Derivative of the square matrix functions
So far, we have discussed gradients (scalar-by-vector) and
Jacobians (vector-by-vector). Now,
we elevate our scope to matrix-valued functions with respect to matrix inputs.
The fundamental rule of matrix calculus is that order matters. Unlike scalar calculus, where
\(xdx = dxx\), matrix multiplication is non-commutative. When we take the differential of a matrix function \(f(X)\),
we must preserve the relative positions of the differentials \(dX\).
\[
df = \frac{\partial f}{\partial X}dX
\]
Example 1: Power of a Matrix \(f(X) = X^3\)
consider \(f(X) = X^3\) where \(X \in \mathbb{R}^{n \times n}\). We want to find the most general
symbolic expression for the derivative of this function using differential notation.
By the product rule,
\[
\begin{align*}
df &= (dX) X X + X(dX)X +X X (dX) \\\\
&= (dX)X^2 + X(dX)X + X^2(dX) \tag{1}
\end{align*}
\]
Let's verify this expression using the definition of total differential \(df\):
\[
\begin{align*}
df &= f(X + dX) - f(X) \\\\
&= (X+dX)^3 - X^3 \\\\
&= (X+dX)(X+dX)(X+dX) - X^3 \\\\
&= X^3 + X^2(dX) + X(dX)X + X(dX)^2 + (dX)X^2 \\\\
&\quad + (dX)X(dX) + (dX)^2X + (dX)^3 - X^3
\end{align*}
\]
Since the higher order terms are negligible as \(dX \to 0\), we obtain the expression (1).

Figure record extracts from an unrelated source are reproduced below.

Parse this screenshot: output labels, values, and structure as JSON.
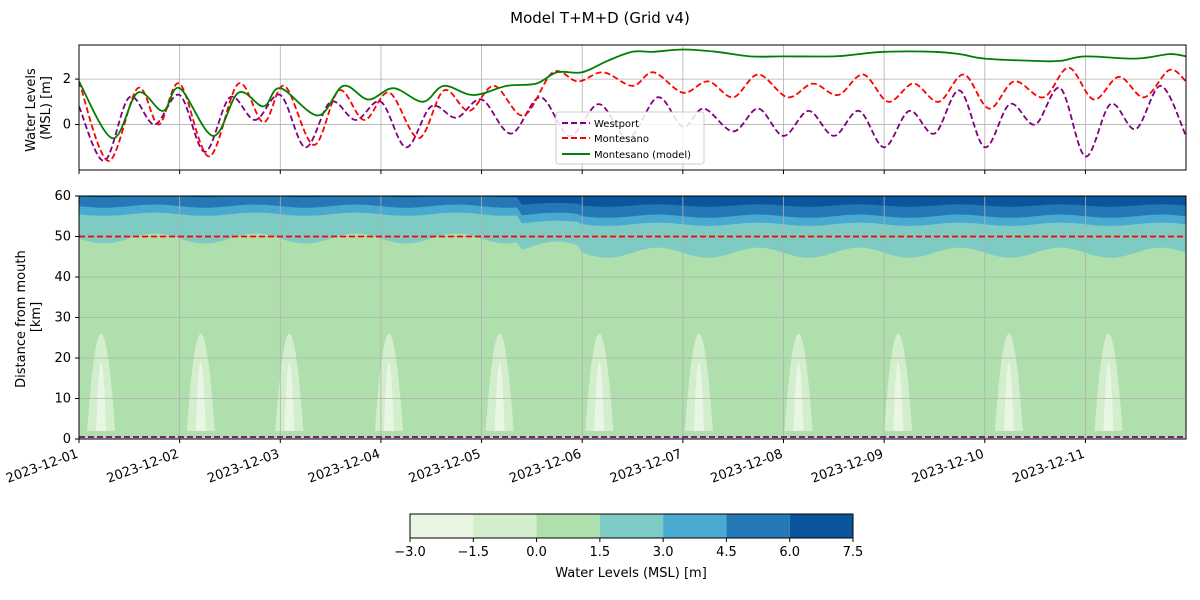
{
  "title": "Model T+M+D (Grid v4)",
  "top_panel": {
    "ylabel_line1": "Water Levels",
    "ylabel_line2": "(MSL) [m]"
  },
  "bottom_panel": {
    "ylabel_line1": "Distance from mouth",
    "ylabel_line2": "[km]"
  },
  "colorbar": {
    "label": "Water Levels (MSL) [m]",
    "levels": [
      -3.0,
      -1.5,
      0.0,
      1.5,
      3.0,
      4.5,
      6.0,
      7.5
    ],
    "tick_labels": [
      "−3.0",
      "−1.5",
      "0.0",
      "1.5",
      "3.0",
      "4.5",
      "6.0",
      "7.5"
    ],
    "colors": [
      "#e8f6e3",
      "#d3eecd",
      "#b0dfae",
      "#7ecbc4",
      "#4aa9d0",
      "#2378b5",
      "#0b559f"
    ]
  },
  "chart_data": [
    {
      "type": "line",
      "x_type": "date",
      "xlim": [
        "2023-12-01T00:00",
        "2023-12-11T23:59"
      ],
      "ylim": [
        -2,
        3.5
      ],
      "yticks": [
        0,
        2
      ],
      "xticks": [
        "2023-12-01",
        "2023-12-02",
        "2023-12-03",
        "2023-12-04",
        "2023-12-05",
        "2023-12-06",
        "2023-12-07",
        "2023-12-08",
        "2023-12-09",
        "2023-12-10",
        "2023-12-11"
      ],
      "grid": true,
      "legend_position": "lower-center",
      "ylabel": "Water Levels (MSL) [m]",
      "series": [
        {
          "name": "Westport",
          "color": "#800080",
          "style": "dashed",
          "x": [
            "2023-12-01T00:00",
            "2023-12-01T06:00",
            "2023-12-01T12:00",
            "2023-12-01T18:00",
            "2023-12-02T00:00",
            "2023-12-02T06:00",
            "2023-12-02T12:00",
            "2023-12-02T18:00",
            "2023-12-03T00:00",
            "2023-12-03T06:00",
            "2023-12-03T12:00",
            "2023-12-03T18:00",
            "2023-12-04T00:00",
            "2023-12-04T06:00",
            "2023-12-04T12:00",
            "2023-12-04T18:00",
            "2023-12-05T00:00",
            "2023-12-05T07:00",
            "2023-12-05T14:00",
            "2023-12-05T21:00",
            "2023-12-06T04:00",
            "2023-12-06T11:00",
            "2023-12-06T18:00",
            "2023-12-07T00:00",
            "2023-12-07T05:00",
            "2023-12-07T12:00",
            "2023-12-07T18:00",
            "2023-12-08T00:00",
            "2023-12-08T06:00",
            "2023-12-08T12:00",
            "2023-12-08T18:00",
            "2023-12-09T00:00",
            "2023-12-09T06:00",
            "2023-12-09T12:00",
            "2023-12-09T18:00",
            "2023-12-10T00:00",
            "2023-12-10T06:00",
            "2023-12-10T12:00",
            "2023-12-10T18:00",
            "2023-12-11T00:00",
            "2023-12-11T06:00",
            "2023-12-11T12:00",
            "2023-12-11T18:00",
            "2023-12-11T23:59"
          ],
          "y": [
            0.8,
            -1.6,
            1.2,
            0.0,
            1.3,
            -1.2,
            1.2,
            0.2,
            1.3,
            -1.0,
            1.0,
            0.2,
            1.0,
            -1.0,
            0.8,
            0.3,
            1.1,
            -0.4,
            1.2,
            -0.5,
            0.9,
            -0.6,
            1.2,
            -0.1,
            0.7,
            -0.3,
            0.7,
            -0.5,
            0.6,
            -0.5,
            0.6,
            -1.0,
            0.6,
            -0.4,
            1.5,
            -1.0,
            0.9,
            0.0,
            1.6,
            -1.4,
            0.9,
            -0.2,
            1.7,
            -0.5
          ]
        },
        {
          "name": "Montesano",
          "color": "#ff0000",
          "style": "dashed",
          "x": [
            "2023-12-01T00:00",
            "2023-12-01T07:00",
            "2023-12-01T14:00",
            "2023-12-01T19:00",
            "2023-12-02T00:00",
            "2023-12-02T07:00",
            "2023-12-02T14:00",
            "2023-12-02T20:00",
            "2023-12-03T01:00",
            "2023-12-03T08:00",
            "2023-12-03T14:00",
            "2023-12-03T20:00",
            "2023-12-04T02:00",
            "2023-12-04T09:00",
            "2023-12-04T15:00",
            "2023-12-04T21:00",
            "2023-12-05T03:00",
            "2023-12-05T10:00",
            "2023-12-05T17:00",
            "2023-12-05T23:00",
            "2023-12-06T05:00",
            "2023-12-06T12:00",
            "2023-12-06T17:00",
            "2023-12-07T00:00",
            "2023-12-07T06:00",
            "2023-12-07T12:00",
            "2023-12-07T18:00",
            "2023-12-08T01:00",
            "2023-12-08T07:00",
            "2023-12-08T13:00",
            "2023-12-08T19:00",
            "2023-12-09T01:00",
            "2023-12-09T07:00",
            "2023-12-09T13:00",
            "2023-12-09T19:00",
            "2023-12-10T01:00",
            "2023-12-10T07:00",
            "2023-12-10T14:00",
            "2023-12-10T20:00",
            "2023-12-11T02:00",
            "2023-12-11T08:00",
            "2023-12-11T14:00",
            "2023-12-11T20:00",
            "2023-12-11T23:59"
          ],
          "y": [
            1.9,
            -1.6,
            1.6,
            0.0,
            1.8,
            -1.4,
            1.8,
            0.1,
            1.7,
            -0.9,
            1.5,
            0.2,
            1.4,
            -0.6,
            1.5,
            0.6,
            1.7,
            0.4,
            2.3,
            1.9,
            2.3,
            1.7,
            2.3,
            1.4,
            1.9,
            1.2,
            2.2,
            1.2,
            1.8,
            1.3,
            2.2,
            1.0,
            1.8,
            1.0,
            2.2,
            0.7,
            1.9,
            1.2,
            2.5,
            1.1,
            2.1,
            1.2,
            2.4,
            1.9
          ]
        },
        {
          "name": "Montesano (model)",
          "color": "#008000",
          "style": "solid",
          "x": [
            "2023-12-01T00:00",
            "2023-12-01T08:00",
            "2023-12-01T14:00",
            "2023-12-01T20:00",
            "2023-12-02T00:00",
            "2023-12-02T08:00",
            "2023-12-02T14:00",
            "2023-12-02T20:00",
            "2023-12-03T00:00",
            "2023-12-03T09:00",
            "2023-12-03T15:00",
            "2023-12-03T21:00",
            "2023-12-04T03:00",
            "2023-12-04T10:00",
            "2023-12-04T15:00",
            "2023-12-04T22:00",
            "2023-12-05T06:00",
            "2023-12-05T13:00",
            "2023-12-05T18:00",
            "2023-12-06T00:00",
            "2023-12-06T06:00",
            "2023-12-06T12:00",
            "2023-12-06T17:00",
            "2023-12-07T00:00",
            "2023-12-07T08:00",
            "2023-12-07T16:00",
            "2023-12-08T00:00",
            "2023-12-08T12:00",
            "2023-12-08T18:00",
            "2023-12-09T00:00",
            "2023-12-09T12:00",
            "2023-12-09T18:00",
            "2023-12-10T00:00",
            "2023-12-10T12:00",
            "2023-12-10T18:00",
            "2023-12-11T00:00",
            "2023-12-11T12:00",
            "2023-12-11T20:00",
            "2023-12-11T23:59"
          ],
          "y": [
            1.9,
            -0.6,
            1.4,
            0.6,
            1.6,
            -0.5,
            1.4,
            0.8,
            1.6,
            0.4,
            1.7,
            1.1,
            1.6,
            1.0,
            1.7,
            1.3,
            1.7,
            1.8,
            2.3,
            2.3,
            2.8,
            3.2,
            3.2,
            3.3,
            3.2,
            3.0,
            3.0,
            3.0,
            3.1,
            3.2,
            3.2,
            3.1,
            2.9,
            2.8,
            2.8,
            3.0,
            2.9,
            3.1,
            3.0
          ]
        }
      ]
    },
    {
      "type": "heatmap",
      "x_type": "date",
      "xlim": [
        "2023-12-01T00:00",
        "2023-12-11T23:59"
      ],
      "ylim": [
        0,
        60
      ],
      "yticks": [
        0,
        10,
        20,
        30,
        40,
        50,
        60
      ],
      "xticks": [
        "2023-12-01",
        "2023-12-02",
        "2023-12-03",
        "2023-12-04",
        "2023-12-05",
        "2023-12-06",
        "2023-12-07",
        "2023-12-08",
        "2023-12-09",
        "2023-12-10",
        "2023-12-11"
      ],
      "xlabel": "",
      "ylabel": "Distance from mouth [km]",
      "grid": true,
      "reference_lines": [
        {
          "y": 50,
          "color": "#ff0000",
          "style": "dashed"
        },
        {
          "y": 0.5,
          "color": "#800080",
          "style": "dashed"
        }
      ],
      "contour_levels": [
        -3.0,
        -1.5,
        0.0,
        1.5,
        3.0,
        4.5,
        6.0,
        7.5
      ],
      "band_boundaries_km": [
        {
          "level": 1.5,
          "approx_km_range": [
            46,
            52
          ]
        },
        {
          "level": 3.0,
          "approx_km_range": [
            53,
            55
          ]
        },
        {
          "level": 4.5,
          "approx_km_range": [
            55,
            57
          ]
        },
        {
          "level": 6.0,
          "approx_km_range": [
            57,
            59
          ]
        }
      ]
    }
  ]
}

Example 2: Invertible Matrix \(X\)
Consider \(f(X) = X^{-1}\), where \(X\) is an invertible matrix.
Since \(X^{-1}X = I\),
\[
d(X^{-1}X) = d(I) = 0 \, \in \mathbb{R}^{m \times n}.
\]
Then by the product rule,
\[
\begin{align*}
&df = d(X^{-1})X + X^{-1}(dX) = 0 \\\\
&\Longrightarrow d(X^{-1})X = - X^{-1}(dX).
\end{align*}
\]
Thus,
\[
df = d(X^{-1}) = - X^{-1}(dX)X^{-1}.
\]
Derivative of the LU decomposition matrix
LU decomposition is a pillar of numerical linear algebra,
factoring a square matrix \(X\) into a lower triangular matrix \(L\) (with unit diagonal) and an upper triangular matrix \(U\).
Understanding the sensitivity of this decomposition to changes in \(X\) is vital for stability analysis in numerical solvers.
Starting from the definition \(X = LU\), we apply the product rule to find the relationship between the differentials:
\[
dX = d(LU) = (dL)U + L(dU)
\]
Here, \(dL\) and \(dU\) must preserve the structural constraints: \(dL\) is strictly lower triangular (diagonal is zero because \(L_{ii}=1\)),
and \(dU\) is upper triangular.
A \(2 \times 2\) Analytical Example
Consider
\[
L = \begin{bmatrix} 1 & 0 \\ L_{21} & 1 \end{bmatrix}
\]
and
\[
U = \begin{bmatrix} U_{11} & U_{12} \\ 0 & U_{22} \end{bmatrix}.
\]
Their differentials are constrained as:
\[
dL = \begin{bmatrix} 0 & 0 \\ d(L_{21}) & 0 \end{bmatrix}
\]
and
\[
dU = \begin{bmatrix} d(U_{11}) & d(U_{12}) \\ 0 & d(U_{22}) \end{bmatrix}.
\]
The total differential \(dX\) is then computed as:
\[
\begin{align*}
d(X) &= \begin{bmatrix} 0 & 0 \\ d(L_{21}) & 0 \end{bmatrix}\begin{bmatrix} U_{11} & U_{12} \\ 0 & U_{22} \end{bmatrix}
+ \begin{bmatrix} 1 & 0 \\ L_{21} & 1 \end{bmatrix}\begin{bmatrix} d( U_{11}) & d(U_{12}) \\ 0 & d(U_{22}) \end{bmatrix}\\\\
&= \begin{bmatrix} d(U_{11}) & d(U_{12}) \\ d(L_{21}) & d(U_{22}) \end{bmatrix}
\end{align*}
\]
Application: Sensitivity in Structural Engineering
This matrix-level differential allows us to calculate how small perturbations in the input matrix \(X\)
(representing, for example, the stiffness of a bridge or the weights of a financial model) propagate through
to the triangular factors. This is the mathematical basis for algorithmic differentiation
applied to matrix factorizations, enabling the optimization of systems defined by linear equations.